Some of the property purchased with county money was given to businesses and other individuals, and some was sold, Cox said. The investigation has been expanded to include vendors used by the county and allegations that free items, such as a furnace, were given to the county in exchange for future business, Cox said.
“They don’t tell us why they need it,” Miami County Auditor’s Office Accounting Supervisor Sharon Feltner said of purchase orders from the maintenance director. “That’s up to the department head. . . . They fall under the county commissioners.”
Feltner said resolutions used to be needed for anything above $500 but that’s been upped to $1,000.
Year 2011 maintenance department expenditure records requested from the Miami County Auditor’s Office show many purchased items that are not on the January 2012 inventory.
• In December 2010 and January 2011, the department bought nine reciprocating saw blades from Grainger, costing $923.34. The department’s 2012 inventory shows it has just two reciprocating saws.
• The department purchased three portable generators at a cost of $1,587 and two portable heaters costing $659.10. None of those items appear on the 2012 inventory list.
• The department spent $3,500 at Greentech Inc. for three Dixie Chopper lawn mowers, none of which are on the inventory list.

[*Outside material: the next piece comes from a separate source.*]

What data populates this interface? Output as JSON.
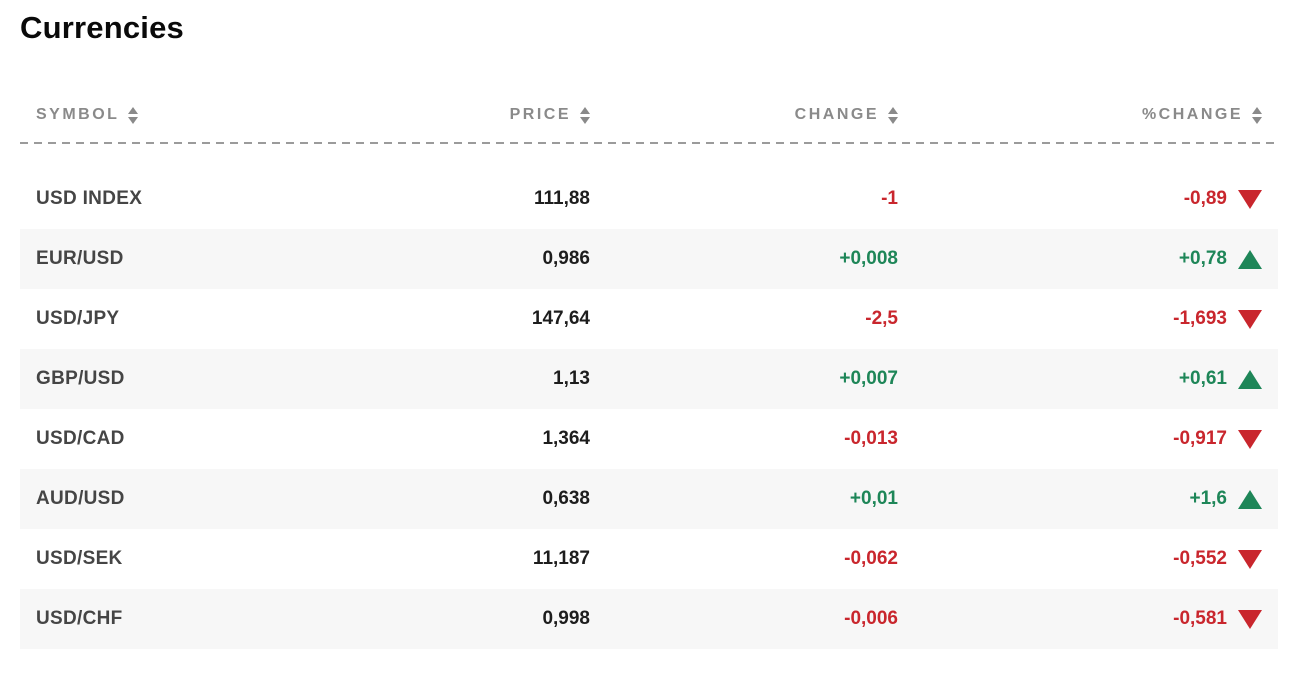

Asked if anyone regularly double-checks the maintenance department’s actual inventory against the inventory report or the expenditure list, Feltner said: “I cannot tell you that. To most people, it comes in the trust that you have with your department head.”
Employee personnel records show Ball, Scherer, Canfarelli and Maitlen did not face any disciplinary action during their county employ. Ball, who was in the Air Force for more than 20 years and is local American Legion post commander, was hired in 2001; Scherer in 2000, Canfarelli in 2007 and Maitlen in August 2011.
Harrah’s personnel records show he initially received favorable job reviews following his hiring in November 2005. An August 2006 evaluation form did not give an overall performance rating but noted he had “taken on the director’s role of developing and managing the department budget.”
Evaluations in 20072009 for the previous years listed overall performance as “above normal expectations” in 2007 and “considerably above normal expectations in 2008-2010. An evaluation dated February 2011 had the overall performance as “minimally satisfactory” followed by a spring 2012 overall evaluation of “clearly below reasonable expectations.”
Two months before, in February 2012, the commission and Harrah signed a last chance agreement after he had received verbal discipline for falling behind, not being at work and lying about his whereabouts.
Harrah told commissioners he was having personal and health problems, the documents state. Under the last chance agreement, he was to, by May 10, undergo an alcohol assessment, participate in a consumer counseling program and attend a codependent counseling program. A notice in his personnel file dated May 10 stated those requirements had been met.